Let me tell you a story.
Once upon a time, there was a woman named Randi. She was never much into sports (except that one time she tried to play soccer in Junior High). She enjoyed being active and in the out of doors, but cringed at the thought of going to a gym. Though she did on occasion, she despised lifting weights or having any structure to her free-spirited ways of physical activity.
And then one day, she decided to do something different. With the push of her loved ones, she made the various gyms activities a habit, just to see what the hubbub was all about. She changed her mindset to make these activities a game, a practice, and a means to doing all of the other physical activities she enjoyed better.
She noticed herself getting stronger, leveling up, if you will. But she also noticed that her daily self-care practices of yoga, stretching, working out body pain, etc, were more enjoyable and more effective. “What luck!” she gasped, at the thought that something she resisted for so long was actually the missing link in taking her self care to the next level.
With joy she continued on her journey of physical fitness, and she lived happily ever after. The end.
That woman, ladies and gentleman, is me. I know, I know. Didn’t see that one coming did you?
But seriously, I don’t know what got into me these past few weeks, but I’ve been very diligent about my exercise and getting more fit.
Yes, I can accomplish a lot with yoga and my movement practice, but I kept getting this nudge that I needed to be even more active. And the results have taught me a lot, the biggest lesson being that I needed to build a new foundation for my health.
Our bodies change over time. We age. We have injuries and illnesses. We go in and out of healthy and unhealthy habits. We have to act accordingly, without judgment, to where we are at in the present moment with our bodies. It’s ok to course correct and switch up what we focus on for health so we can keep a steady baseline.
For some of you, it’s adding a yoga practice or meditation to your habits. Or it’s eating healthier. For me right now, it’s building strength in my muscles and improving my cardiovascular health.
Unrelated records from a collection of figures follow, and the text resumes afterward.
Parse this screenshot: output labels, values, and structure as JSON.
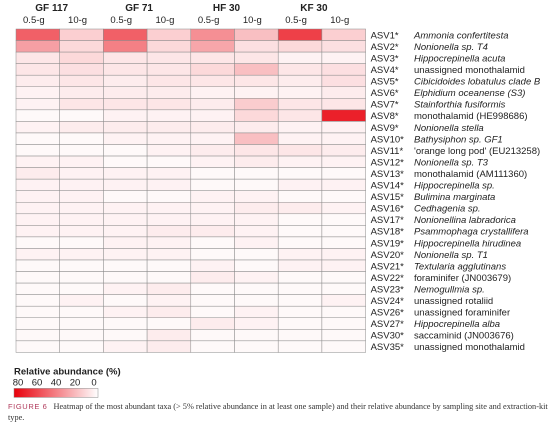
{
  "chart_data": {
    "type": "heatmap",
    "title": "",
    "sites": [
      "GF 117",
      "GF 71",
      "HF 30",
      "KF 30"
    ],
    "kits": [
      "0.5-g",
      "10-g"
    ],
    "columns": [
      "GF 117 0.5-g",
      "GF 117 10-g",
      "GF 71 0.5-g",
      "GF 71 10-g",
      "HF 30 0.5-g",
      "HF 30 10-g",
      "KF 30 0.5-g",
      "KF 30 10-g"
    ],
    "rows": [
      {
        "asv": "ASV1*",
        "taxon": "Ammonia confertitesta",
        "italic": true
      },
      {
        "asv": "ASV2*",
        "taxon": "Nonionella sp. T4",
        "italic": true
      },
      {
        "asv": "ASV3*",
        "taxon": "Hippocrepinella acuta",
        "italic": true
      },
      {
        "asv": "ASV4*",
        "taxon": "unassigned monothalamid",
        "italic": false
      },
      {
        "asv": "ASV5*",
        "taxon": "Cibicidoides lobatulus clade B",
        "italic": true
      },
      {
        "asv": "ASV6*",
        "taxon": "Elphidium oceanense (S3)",
        "italic": true
      },
      {
        "asv": "ASV7*",
        "taxon": "Stainforthia fusiformis",
        "italic": true
      },
      {
        "asv": "ASV8*",
        "taxon": "monothalamid (HE998686)",
        "italic": false
      },
      {
        "asv": "ASV9*",
        "taxon": "Nonionella stella",
        "italic": true
      },
      {
        "asv": "ASV10*",
        "taxon": "Bathysiphon sp. GF1",
        "italic": true
      },
      {
        "asv": "ASV11*",
        "taxon": "'orange long pod' (EU213258)",
        "italic": false
      },
      {
        "asv": "ASV12*",
        "taxon": "Nonionella sp. T3",
        "italic": true
      },
      {
        "asv": "ASV13*",
        "taxon": "monothalamid (AM111360)",
        "italic": false
      },
      {
        "asv": "ASV14*",
        "taxon": "Hippocrepinella sp.",
        "italic": true
      },
      {
        "asv": "ASV15*",
        "taxon": "Bulimina marginata",
        "italic": true
      },
      {
        "asv": "ASV16*",
        "taxon": "Cedhagenia sp.",
        "italic": true
      },
      {
        "asv": "ASV17*",
        "taxon": "Nonionellina labradorica",
        "italic": true
      },
      {
        "asv": "ASV18*",
        "taxon": "Psammophaga crystallifera",
        "italic": true
      },
      {
        "asv": "ASV19*",
        "taxon": "Hippocrepinella hirudinea",
        "italic": true
      },
      {
        "asv": "ASV20*",
        "taxon": "Nonionella sp. T1",
        "italic": true
      },
      {
        "asv": "ASV21*",
        "taxon": "Textularia agglutinans",
        "italic": true
      },
      {
        "asv": "ASV22*",
        "taxon": "foraminifer (JN003679)",
        "italic": false
      },
      {
        "asv": "ASV23*",
        "taxon": "Nemogullmia sp.",
        "italic": true
      },
      {
        "asv": "ASV24*",
        "taxon": "unassigned rotaliid",
        "italic": false
      },
      {
        "asv": "ASV26*",
        "taxon": "unassigned foraminifer",
        "italic": false
      },
      {
        "asv": "ASV27*",
        "taxon": "Hippocrepinella alba",
        "italic": true
      },
      {
        "asv": "ASV30*",
        "taxon": "saccaminid (JN003676)",
        "italic": false
      },
      {
        "asv": "ASV35*",
        "taxon": "unassigned monothalamid",
        "italic": false
      }
    ],
    "values": [
      [
        50,
        15,
        50,
        15,
        35,
        20,
        60,
        15
      ],
      [
        30,
        12,
        40,
        12,
        28,
        10,
        12,
        10
      ],
      [
        8,
        12,
        8,
        8,
        8,
        8,
        4,
        4
      ],
      [
        8,
        10,
        8,
        8,
        12,
        20,
        8,
        10
      ],
      [
        6,
        8,
        6,
        8,
        8,
        8,
        6,
        10
      ],
      [
        4,
        6,
        6,
        6,
        4,
        4,
        4,
        6
      ],
      [
        4,
        8,
        8,
        8,
        6,
        16,
        8,
        8
      ],
      [
        2,
        2,
        4,
        4,
        4,
        12,
        8,
        70
      ],
      [
        4,
        6,
        6,
        6,
        6,
        6,
        4,
        4
      ],
      [
        2,
        2,
        4,
        4,
        4,
        20,
        4,
        4
      ],
      [
        2,
        2,
        2,
        4,
        6,
        8,
        8,
        6
      ],
      [
        4,
        4,
        2,
        2,
        4,
        6,
        4,
        4
      ],
      [
        6,
        4,
        4,
        4,
        2,
        2,
        2,
        2
      ],
      [
        4,
        4,
        4,
        4,
        2,
        2,
        4,
        4
      ],
      [
        4,
        4,
        2,
        2,
        4,
        4,
        2,
        2
      ],
      [
        4,
        4,
        4,
        4,
        4,
        6,
        6,
        4
      ],
      [
        4,
        4,
        4,
        4,
        4,
        4,
        2,
        2
      ],
      [
        4,
        4,
        4,
        6,
        6,
        4,
        2,
        2
      ],
      [
        2,
        2,
        4,
        4,
        2,
        4,
        2,
        2
      ],
      [
        4,
        4,
        4,
        4,
        2,
        2,
        4,
        4
      ],
      [
        2,
        2,
        2,
        2,
        4,
        2,
        4,
        4
      ],
      [
        2,
        2,
        2,
        2,
        6,
        4,
        2,
        2
      ],
      [
        2,
        2,
        4,
        6,
        2,
        2,
        2,
        2
      ],
      [
        2,
        4,
        2,
        4,
        2,
        2,
        2,
        4
      ],
      [
        2,
        2,
        4,
        6,
        2,
        4,
        2,
        2
      ],
      [
        2,
        2,
        2,
        2,
        6,
        4,
        2,
        2
      ],
      [
        2,
        2,
        2,
        6,
        2,
        2,
        2,
        2
      ],
      [
        2,
        2,
        4,
        6,
        2,
        2,
        2,
        2
      ]
    ],
    "color_scale": {
      "min": 0,
      "max": 80,
      "low_color": "#ffffff",
      "high_color": "#e8000b"
    },
    "legend": {
      "title": "Relative abundance (%)",
      "ticks": [
        "80",
        "60",
        "40",
        "20",
        "0"
      ],
      "placement": "bottom-left"
    }
  },
  "caption": {
    "label": "FIGURE 6",
    "text": "Heatmap of the most abundant taxa (> 5% relative abundance in at least one sample) and their relative abundance by sampling site and extraction-kit type."
  }
}
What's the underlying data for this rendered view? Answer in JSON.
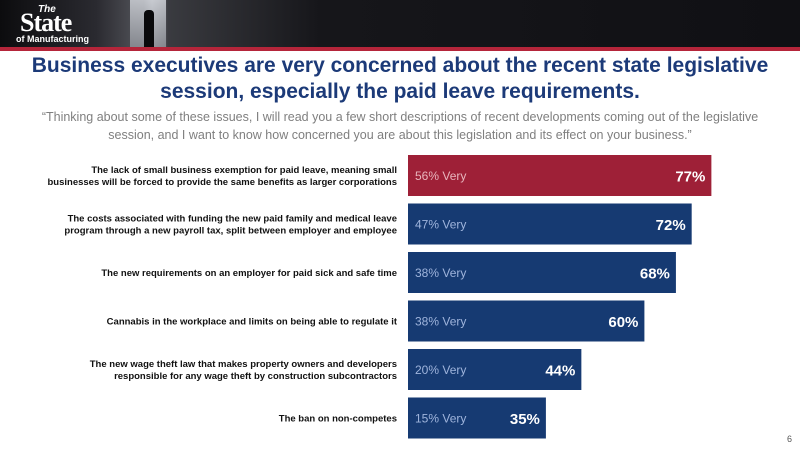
{
  "branding": {
    "logo_the": "The",
    "logo_state": "State",
    "logo_sub": "of Manufacturing"
  },
  "title": "Business executives are very concerned about the recent state legislative session, especially the paid leave requirements.",
  "subtitle": "“Thinking about some of these issues, I will read you a few short descriptions of recent developments coming out of the legislative session, and I want to know how concerned you are about this legislation and its effect on your business.”",
  "page_number": "6",
  "colors": {
    "title": "#1c3a78",
    "bar_default": "#163a72",
    "bar_highlight": "#9e2037",
    "inner_label_default": "#9fb4dc",
    "inner_label_highlight": "#e8b5bd"
  },
  "chart_data": {
    "type": "bar",
    "orientation": "horizontal",
    "xlim": [
      0,
      100
    ],
    "categories": [
      [
        "The lack of small business exemption for paid leave, meaning small",
        "businesses will be forced to provide the same benefits as larger corporations"
      ],
      [
        "The costs associated with funding the new paid family and medical leave",
        "program through a new payroll tax, split between employer and employee"
      ],
      [
        "The new requirements on an employer for paid sick and safe time"
      ],
      [
        "Cannabis in the workplace and limits on being able to regulate it"
      ],
      [
        "The new wage theft law that makes property owners and developers",
        "responsible for any wage theft by construction subcontractors"
      ],
      [
        "The ban on non-competes"
      ]
    ],
    "series": [
      {
        "values": [
          77,
          72,
          68,
          60,
          44,
          35
        ]
      },
      {
        "values": [
          56,
          47,
          38,
          38,
          20,
          15
        ]
      }
    ],
    "value_labels": [
      "77%",
      "72%",
      "68%",
      "60%",
      "44%",
      "35%"
    ],
    "inner_labels": [
      "56% Very",
      "47% Very",
      "38% Very",
      "38% Very",
      "20% Very",
      "15% Very"
    ],
    "highlight_index": 0
  }
}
And the results of doing so are not just looking better or other superficial benefits. But I feel better, my body functions better and, like I said, it amplifies my other self-care practices. It’s like tag-teaming with yourself!
And on the other side of the coin, a strong foundation can weather any storm. When we build that base, not only will it amplify our other practices but it will help us recover if and when we get hit with trauma, like illnesses and injuries.
One thing a lot of you mentioned from the survey is that you lack motivation for self-care. Well, instead of the self-talk of “I know I should exercise. I know I should go to the gym,” change to “I’m going to exercise (or do yoga, meditate, eat better, etc.) because I want to set myself up to be successful. I want to compliment everything else that I do and make it better.” Or whatever it is that gives you a “why” for your self-care and helps you with your goals.
So take a moment to tune in and ask yourself, “What is my base? What do I need to do to build my self-care foundation?” And then, in a gentle and loving way, go forth and prosper!